Rencontres, débats et lectures continuent aux Assises Internationales du Roman jusqu'au 29 mai. Lyon Capitale poursuit sa plongée dans la littérature contemporaine avec les auteurs invités lors de cette édition. Rencontre avec Maylis de Kerangal (retrouvez aussi les interviews de Philippe Forest et d'Olivia Rosenthal).
Êtes-vous déjà venue pour les Assises Internationales du Roman ? Quel regard portez-vous sur l’événement ?
C'est la première fois que je suis invitée à cette manifestation, mais elle se prépare depuis l'automne avec une grande attention. J'y viens disponible, avec beaucoup de curiosité.
Lors de votre venue vous participerez à une rencontre autour du thème « La Mondialisation : vertige du temps et de l’espace », dans quelle mesure ce sujet vous semble faire écho à vos œuvres (et surtout à votre dernier roman Naissance d’un pont)?

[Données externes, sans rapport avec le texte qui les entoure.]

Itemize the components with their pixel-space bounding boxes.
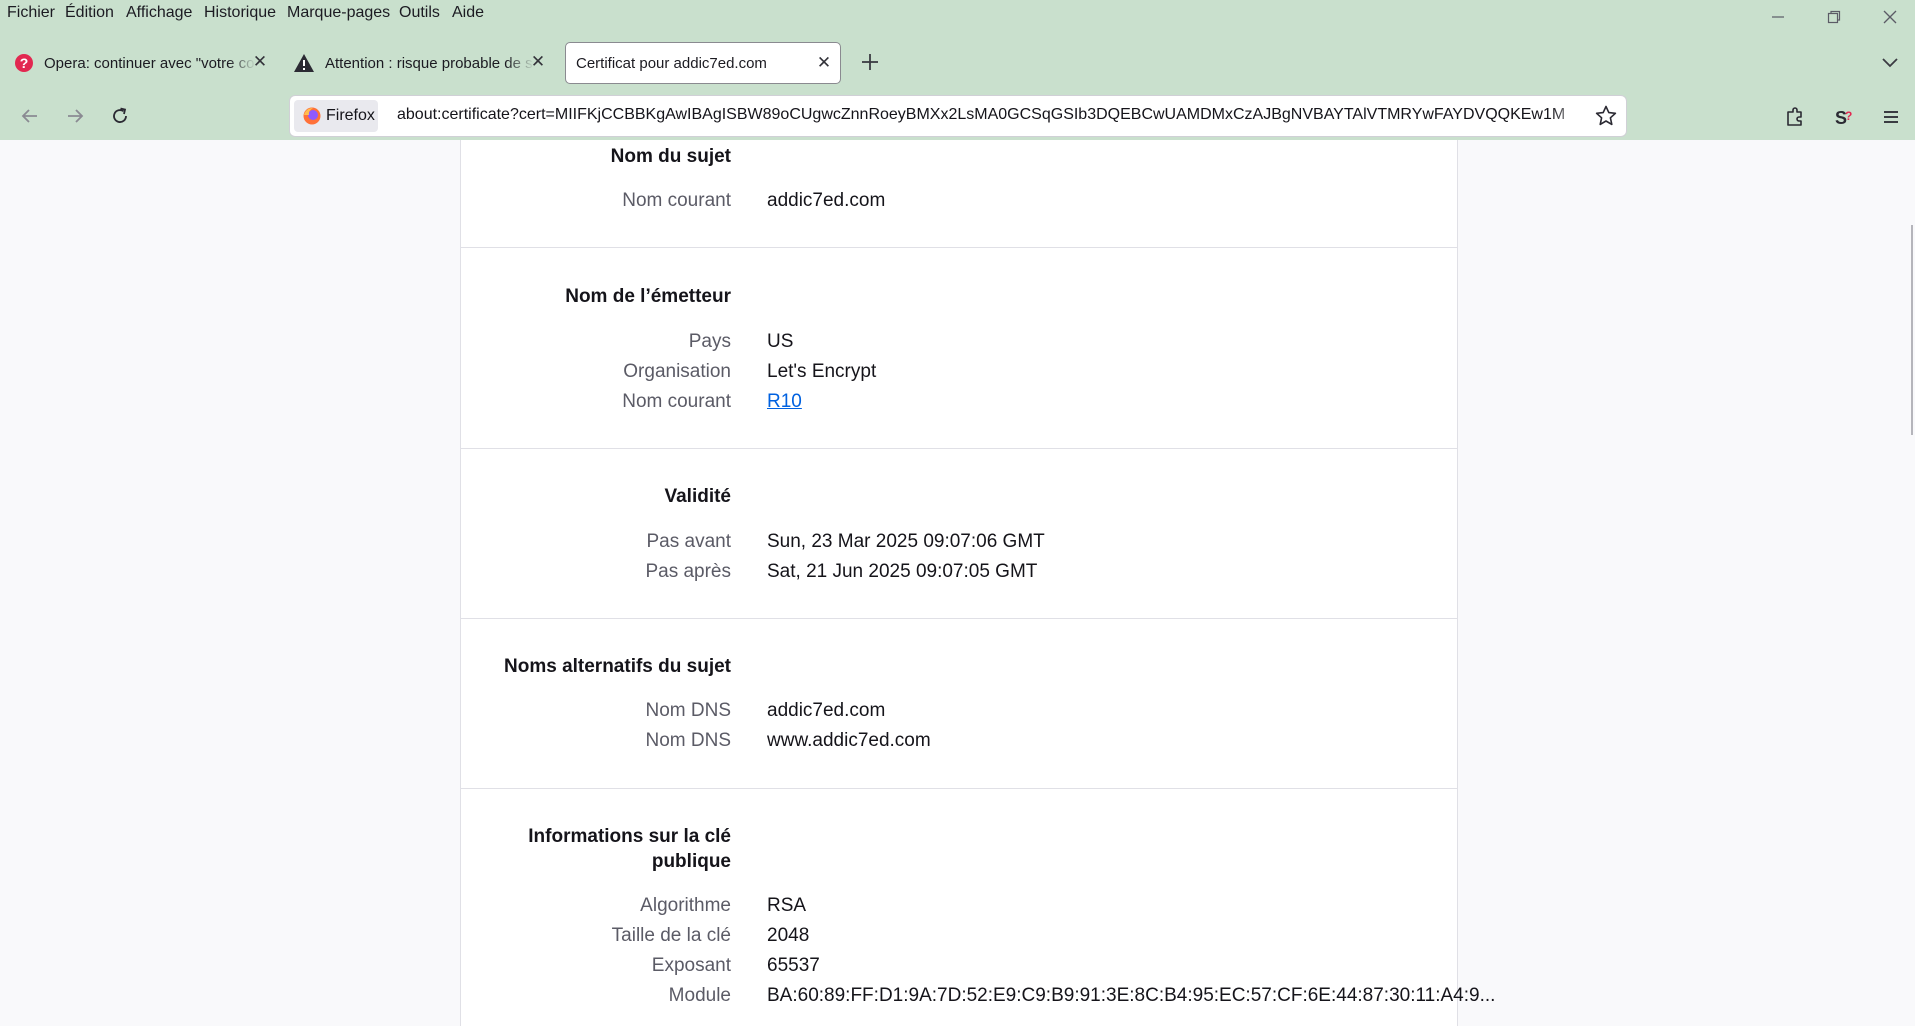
- section-public-key-info: Informations sur la clé publique Algorit…: [460, 789, 1495, 1026]
- section-issuer-name: Nom de l’émetteur Pays US Organisation L…: [460, 248, 1458, 449]
- page-scrollbar[interactable]: [1911, 225, 1913, 435]
- section-title: Nom du sujet: [610, 146, 731, 167]
- tab-certificate[interactable]: Certificat pour addic7ed.com ✕: [565, 42, 841, 84]
- restore-button[interactable]: [1809, 2, 1859, 32]
- tab-strip: ? Opera: continuer avec "votre co ✕ Atte…: [0, 40, 1915, 86]
- identity-box[interactable]: Firefox: [294, 100, 378, 132]
- new-tab-button[interactable]: [856, 48, 884, 76]
- back-arrow-icon: [21, 109, 37, 123]
- minimize-button[interactable]: [1753, 2, 1803, 32]
- puzzle-icon: [1787, 107, 1802, 126]
- url-bar[interactable]: Firefox about:certificate?cert=MIIFKjCCB…: [290, 96, 1626, 136]
- row-label: Nom DNS: [645, 700, 731, 721]
- row-value: www.addic7ed.com: [767, 730, 931, 751]
- restore-icon: [1827, 10, 1841, 24]
- identity-label: Firefox: [326, 107, 375, 124]
- row-value: Sat, 21 Jun 2025 09:07:05 GMT: [767, 561, 1038, 582]
- row-label: Pays: [688, 331, 731, 352]
- section-subject-name: Nom du sujet Nom courant addic7ed.com: [460, 140, 1458, 248]
- chevron-down-icon: [1882, 58, 1898, 68]
- section-title: Nom de l’émetteur: [565, 286, 731, 307]
- section-title: Noms alternatifs du sujet: [504, 656, 731, 677]
- close-icon: [1883, 10, 1897, 24]
- addon-s-icon: S ?: [1835, 108, 1852, 128]
- menu-aide[interactable]: Aide: [452, 4, 484, 22]
- row-value: BA:60:89:FF:D1:9A:7D:52:E9:C9:B9:91:3E:8…: [767, 985, 1496, 1006]
- row-label: Module: [668, 985, 731, 1006]
- plus-icon: [862, 54, 878, 70]
- tab-close-button[interactable]: ✕: [528, 52, 548, 72]
- tab-title: Certificat pour addic7ed.com: [576, 54, 767, 72]
- section-validity: Validité Pas avant Sun, 23 Mar 2025 09:0…: [460, 449, 1458, 619]
- issuer-r10-link[interactable]: R10: [767, 391, 802, 413]
- minimize-icon: [1772, 16, 1784, 18]
- menu-historique[interactable]: Historique: [204, 4, 276, 22]
- row-value: Let's Encrypt: [767, 361, 877, 382]
- section-title-line: publique: [651, 851, 731, 872]
- section-title: Informations sur la clé publique: [461, 824, 731, 874]
- row-value: 2048: [767, 925, 810, 946]
- row-value: RSA: [767, 895, 807, 916]
- menu-edition[interactable]: Édition: [65, 4, 114, 22]
- menu-marque-pages[interactable]: Marque-pages: [287, 4, 390, 22]
- tab-attention[interactable]: Attention : risque probable de s ✕: [284, 42, 554, 84]
- menu-fichier[interactable]: Fichier: [7, 4, 55, 22]
- reload-icon: [113, 107, 127, 123]
- row-label: Organisation: [623, 361, 731, 382]
- browser-chrome: Fichier Édition Affichage Historique Mar…: [0, 0, 1915, 140]
- row-label: Pas après: [645, 561, 731, 582]
- forward-arrow-icon: [68, 109, 84, 123]
- tab-close-button[interactable]: ✕: [250, 52, 270, 72]
- extensions-button[interactable]: [1782, 104, 1808, 130]
- menu-affichage[interactable]: Affichage: [126, 4, 192, 22]
- menu-bar: Fichier Édition Affichage Historique Mar…: [0, 0, 1915, 30]
- hamburger-menu-icon: [1884, 111, 1898, 123]
- tab-opera[interactable]: ? Opera: continuer avec "votre co ✕: [6, 42, 276, 84]
- menu-outils[interactable]: Outils: [399, 4, 440, 22]
- row-value: addic7ed.com: [767, 190, 886, 211]
- list-all-tabs-button[interactable]: [1880, 48, 1908, 76]
- svg-text:?: ?: [1845, 109, 1852, 123]
- warning-triangle-icon: [294, 54, 314, 72]
- row-value: addic7ed.com: [767, 700, 886, 721]
- row-label: Algorithme: [640, 895, 731, 916]
- reload-button[interactable]: [104, 100, 136, 132]
- row-label: Nom DNS: [645, 730, 731, 751]
- section-subject-alt-names: Noms alternatifs du sujet Nom DNS addic7…: [460, 619, 1458, 789]
- url-fade: [1550, 98, 1590, 134]
- row-value: Sun, 23 Mar 2025 09:07:06 GMT: [767, 531, 1045, 552]
- addon-s-button[interactable]: S ?: [1831, 104, 1857, 130]
- section-title-line: Informations sur la clé: [528, 826, 731, 847]
- app-menu-button[interactable]: [1878, 104, 1904, 130]
- row-value: 65537: [767, 955, 820, 976]
- close-window-button[interactable]: [1865, 2, 1915, 32]
- row-label: Pas avant: [646, 531, 732, 552]
- url-text[interactable]: about:certificate?cert=MIIFKjCCBBKgAwIBA…: [397, 106, 1577, 124]
- row-label: Taille de la clé: [611, 925, 731, 946]
- certificate-page: Nom du sujet Nom courant addic7ed.com No…: [0, 140, 1915, 1026]
- forward-button[interactable]: [59, 100, 91, 132]
- row-label: Nom courant: [622, 190, 731, 211]
- bookmark-star-button[interactable]: [1594, 104, 1618, 128]
- question-circle-icon: ?: [15, 54, 33, 72]
- tab-close-button[interactable]: ✕: [814, 53, 834, 73]
- row-label: Nom courant: [622, 391, 731, 412]
- tab-title: Attention : risque probable de s: [325, 54, 533, 72]
- section-title: Validité: [664, 486, 731, 507]
- firefox-logo-icon: [303, 107, 321, 125]
- star-icon: [1595, 105, 1617, 126]
- svg-text:?: ?: [20, 55, 29, 71]
- back-button[interactable]: [14, 100, 46, 132]
- tab-title: Opera: continuer avec "votre co: [44, 54, 254, 72]
- row-value: US: [767, 331, 794, 352]
- row-label: Exposant: [651, 955, 731, 976]
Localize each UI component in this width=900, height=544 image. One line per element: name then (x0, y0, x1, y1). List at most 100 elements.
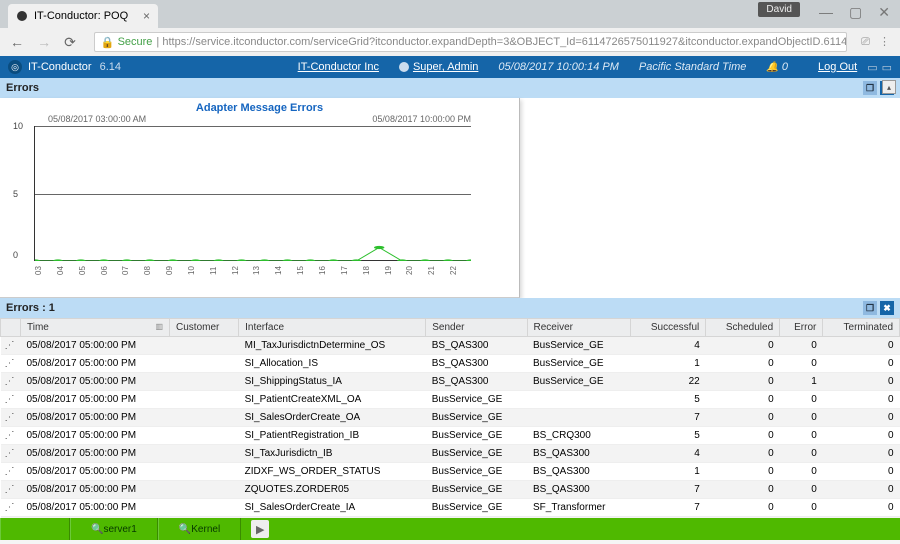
col-header[interactable]: Scheduled (706, 319, 780, 337)
app-logo-icon[interactable]: ◎ (8, 60, 22, 74)
browser-chrome: IT-Conductor: POQ × David — ▢ ✕ ← → ⟳ 🔒 … (0, 0, 900, 56)
signal-icon: ⋰ (5, 430, 15, 441)
bottom-taskbar: 🔍 server1 🔍 Kernel ▶ (0, 518, 900, 540)
taskbar-spacer (0, 518, 70, 540)
xtick: 20 (405, 261, 427, 281)
company-link[interactable]: IT-Conductor Inc (298, 61, 379, 73)
cell: BusService_GE (426, 445, 527, 463)
table-row[interactable]: ⋰05/08/2017 05:00:00 PMSI_SalesOrderCrea… (1, 499, 900, 517)
table-row[interactable]: ⋰05/08/2017 05:00:00 PMSI_Allocation_ISB… (1, 355, 900, 373)
table-restore-icon[interactable]: ❐ (863, 301, 877, 315)
chart-line (35, 126, 471, 261)
cell: ⋰ (1, 427, 21, 445)
cell: ⋰ (1, 355, 21, 373)
url-box[interactable]: 🔒 Secure | https://service.itconductor.c… (94, 32, 847, 52)
table-row[interactable]: ⋰05/08/2017 05:00:00 PMSI_ShippingStatus… (1, 373, 900, 391)
col-header[interactable]: Customer (170, 319, 239, 337)
xtick: 05 (78, 261, 100, 281)
cell: SI_Allocation_IS (239, 355, 426, 373)
cell: 0 (706, 409, 780, 427)
cell: ⋰ (1, 481, 21, 499)
cell: 0 (823, 499, 900, 517)
nav-back-icon[interactable]: ← (10, 34, 24, 50)
cell (527, 409, 631, 427)
cell: 0 (823, 409, 900, 427)
table-row[interactable]: ⋰05/08/2017 05:00:00 PMMI_TaxJurisdictnD… (1, 337, 900, 355)
cell: ⋰ (1, 373, 21, 391)
panel-restore-icon[interactable]: ❐ (863, 81, 877, 95)
xtick: 03 (34, 261, 56, 281)
nav-forward-icon[interactable]: → (37, 34, 51, 50)
tab-close-icon[interactable]: × (143, 9, 150, 23)
cell: 0 (780, 445, 823, 463)
cell: 05/08/2017 05:00:00 PM (21, 427, 170, 445)
taskbar-play-icon[interactable]: ▶ (251, 520, 269, 538)
cell: 22 (631, 373, 706, 391)
xtick: 13 (252, 261, 274, 281)
cell: 0 (823, 391, 900, 409)
taskbar-item-kernel[interactable]: 🔍 Kernel (158, 518, 241, 540)
cell (170, 463, 239, 481)
col-header[interactable]: Receiver (527, 319, 631, 337)
window-minimize-icon[interactable]: — (819, 4, 833, 21)
chart-time-range: 05/08/2017 03:00:00 AM 05/08/2017 10:00:… (8, 114, 511, 124)
col-header[interactable]: Time▥ (21, 319, 170, 337)
favicon-icon (16, 10, 28, 22)
cell: 5 (631, 391, 706, 409)
table-row[interactable]: ⋰05/08/2017 05:00:00 PMSI_PatientCreateX… (1, 391, 900, 409)
signal-icon: ⋰ (5, 466, 15, 477)
col-header[interactable]: Interface (239, 319, 426, 337)
app-header: ◎ IT-Conductor 6.14 IT-Conductor Inc Sup… (0, 56, 900, 78)
cell: BusService_GE (426, 481, 527, 499)
screenshot-icon[interactable]: ⎚ (861, 36, 870, 48)
cell: 0 (823, 463, 900, 481)
col-header[interactable]: Terminated (823, 319, 900, 337)
table-close-icon[interactable]: ✖ (880, 301, 894, 315)
table-row[interactable]: ⋰05/08/2017 05:00:00 PMZIDXF_WS_ORDER_ST… (1, 463, 900, 481)
alert-badge[interactable]: 0 (766, 61, 788, 73)
cell: 05/08/2017 05:00:00 PM (21, 463, 170, 481)
xtick: 18 (362, 261, 384, 281)
cell: 0 (706, 373, 780, 391)
cell: 0 (706, 445, 780, 463)
cell: BS_QAS300 (527, 481, 631, 499)
window-maximize-icon[interactable]: ▢ (849, 4, 862, 21)
window-close-icon[interactable]: ✕ (878, 4, 890, 21)
cell: SI_SalesOrderCreate_OA (239, 409, 426, 427)
table-row[interactable]: ⋰05/08/2017 05:00:00 PMZQUOTES.ZORDER05B… (1, 481, 900, 499)
table-row[interactable]: ⋰05/08/2017 05:00:00 PMSI_TaxJurisdictn_… (1, 445, 900, 463)
cell (527, 391, 631, 409)
header-icon-2[interactable]: ▭ (882, 61, 892, 74)
cell (170, 481, 239, 499)
cell: SI_PatientCreateXML_OA (239, 391, 426, 409)
col-header[interactable]: Successful (631, 319, 706, 337)
errors-table-wrap[interactable]: Time▥CustomerInterfaceSenderReceiverSucc… (0, 318, 900, 518)
signal-icon: ⋰ (5, 502, 15, 513)
cell: BusService_GE (426, 409, 527, 427)
sort-icon[interactable]: ▥ (155, 322, 163, 331)
col-header[interactable]: Sender (426, 319, 527, 337)
browser-tab[interactable]: IT-Conductor: POQ × (8, 4, 158, 28)
menu-icon[interactable]: ⋮ (879, 36, 890, 48)
cell: 0 (780, 427, 823, 445)
xtick: 14 (274, 261, 296, 281)
xtick: 16 (318, 261, 340, 281)
logout-link[interactable]: Log Out (818, 61, 857, 73)
header-icon-1[interactable]: ▭ (867, 61, 877, 74)
taskbar-item-server1[interactable]: 🔍 server1 (70, 518, 158, 540)
profile-badge[interactable]: David (758, 2, 800, 17)
nav-reload-icon[interactable]: ⟳ (64, 34, 76, 50)
xtick: 17 (340, 261, 362, 281)
col-header[interactable] (1, 319, 21, 337)
signal-icon: ⋰ (5, 394, 15, 405)
cell: 0 (780, 463, 823, 481)
cell: SI_TaxJurisdictn_IB (239, 445, 426, 463)
user-link[interactable]: Super, Admin (399, 61, 478, 73)
cell: 0 (823, 445, 900, 463)
xtick: 19 (384, 261, 406, 281)
xtick: 08 (143, 261, 165, 281)
table-row[interactable]: ⋰05/08/2017 05:00:00 PMSI_PatientRegistr… (1, 427, 900, 445)
col-header[interactable]: Error (780, 319, 823, 337)
scroll-up-button[interactable]: ▴ (882, 80, 896, 94)
table-row[interactable]: ⋰05/08/2017 05:00:00 PMSI_SalesOrderCrea… (1, 409, 900, 427)
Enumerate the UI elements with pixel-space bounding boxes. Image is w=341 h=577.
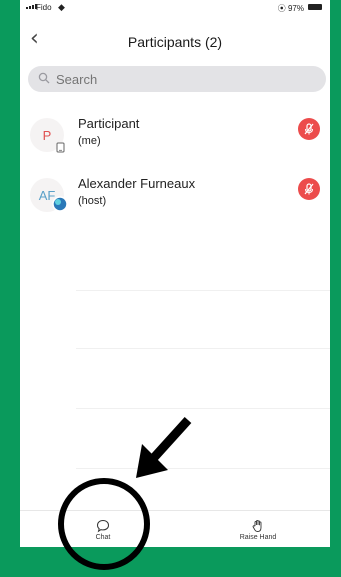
- phone-screen: Fido ◆ ⦿ 97% ‹ Participants (2) P Partic…: [20, 0, 330, 547]
- chat-label: Chat: [95, 534, 111, 541]
- participant-row[interactable]: AF Alexander Furneaux (host): [20, 172, 330, 232]
- participant-name: Participant: [78, 116, 140, 131]
- battery-percentage: ⦿ 97%: [278, 3, 304, 14]
- raise-hand-label: Raise Hand: [239, 534, 277, 541]
- divider: [76, 408, 330, 409]
- globe-icon: [52, 196, 68, 217]
- divider: [76, 468, 330, 469]
- wifi-icon: ◆: [58, 2, 65, 12]
- chat-bubble-icon: [96, 519, 110, 533]
- raise-hand-icon: [252, 519, 262, 532]
- phone-device-icon: [56, 140, 65, 158]
- participant-role: (host): [78, 195, 107, 207]
- microphone-muted-icon[interactable]: [298, 178, 320, 200]
- alarm-icon: ⦿: [277, 4, 288, 13]
- header: ‹ Participants (2): [20, 22, 330, 62]
- participant-role: (me): [78, 135, 101, 147]
- status-bar: Fido ◆ ⦿ 97%: [20, 0, 330, 16]
- avatar-initials: P: [42, 127, 52, 143]
- bottom-toolbar: Chat Raise Hand: [20, 510, 330, 547]
- search-icon: [38, 72, 50, 87]
- carrier-label: Fido: [36, 3, 52, 12]
- raise-hand-button[interactable]: Raise Hand: [228, 519, 288, 541]
- search-input[interactable]: [54, 70, 278, 88]
- page-title: Participants (2): [127, 34, 223, 50]
- microphone-muted-icon[interactable]: [298, 118, 320, 140]
- battery-percentage-text: 97%: [287, 4, 304, 13]
- battery-icon: [308, 4, 322, 10]
- divider: [76, 348, 330, 349]
- chat-button[interactable]: Chat: [88, 519, 118, 541]
- divider: [76, 290, 330, 291]
- search-bar[interactable]: [28, 66, 326, 92]
- participant-name: Alexander Furneaux: [78, 176, 196, 191]
- participant-row[interactable]: P Participant (me): [20, 112, 330, 172]
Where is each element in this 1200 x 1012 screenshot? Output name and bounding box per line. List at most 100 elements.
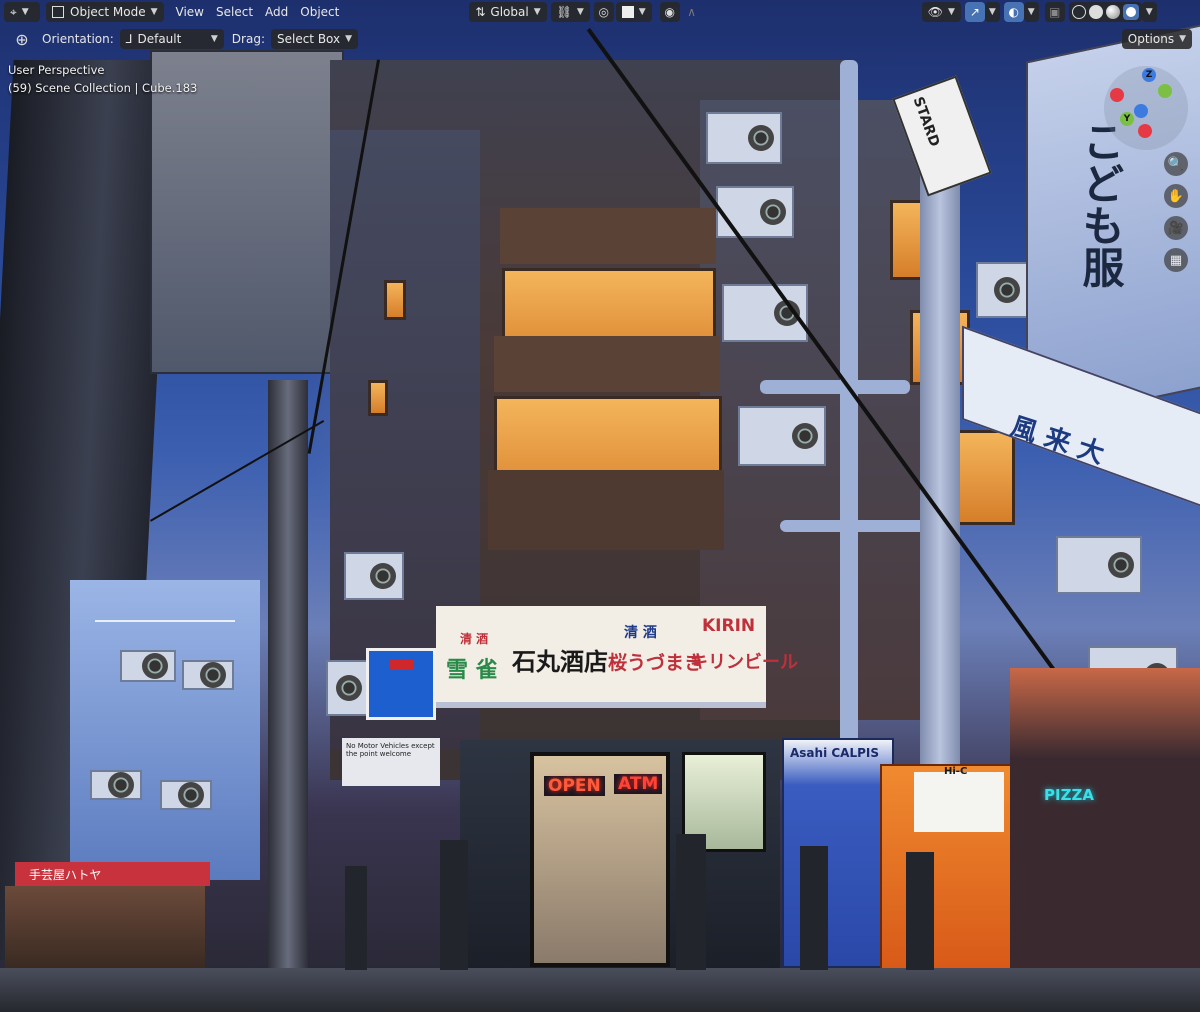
snap-icon[interactable]: ◎: [593, 2, 614, 22]
sign-sake: 清 酒: [624, 625, 657, 641]
material-shading-icon[interactable]: [1105, 5, 1120, 19]
solid-shading-icon[interactable]: [1088, 5, 1103, 19]
ac-unit: [976, 262, 1028, 318]
eye-icon: 👁: [927, 5, 943, 19]
chevron-down-icon: ▼: [947, 7, 955, 17]
chevron-down-icon: ▼: [1027, 7, 1035, 17]
no-entry-sign: [366, 648, 436, 720]
gizmo-z-axis-negative[interactable]: [1134, 104, 1148, 118]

Ce dernier roman fait effectivement de la mondialisation un motif omniprésent. Elle sous-tend le texte, et détermine aussi la tension narrative. Écrire le récit de la construction d'un pont dans une ville en plein essor induisait de se pencher sur les aspects économiques d'un tel chantier et sur la manière dont il vient troubler, perturber l'espace. Finalement, le chantier de ce pont rend manifestes les paradoxes de l'économie mondialisée, et principalement cette notion de frontière.
Pour poursuivre autour du « vertige », votre écriture est magnifiquement vertigineuse dans Naissance d’un pont, comment est né ce « roman-monde » et est-ce que c’est justement ce caractère d’Odyssée mondiale qui a insufflé une telle grandeur dans votre écriture ?
Difficile pour moi de répondre à une telle question ! Votre référence à Homère me touche mais sans aller jusqu'à évoquer l'Odyssée, je dirai seulement qu'il y avait avant tout, au commencement même de ce roman, le désir d'écrire une épopée contemporaine. Un roman où l'action collective fonctionne comme le moteur de la fiction, son carburateur interne. Le chantier du pont convoque des centaines d'hommes et de femmes qui vont travailler ensemble et je crois que de fait, la nature épique du texte impliquait de trouver une écriture qui puisse porter ce projet littéraire, avoir une ampleur panoramique mais aussi savoir changer de focale pour toucher les émotions des personnages, jouer sur les vitesses. Il fallait surtout trouver un rythme, tenir une cadence spécifique pour accompagner ce grand mouvement, cette espèce de branle-bas.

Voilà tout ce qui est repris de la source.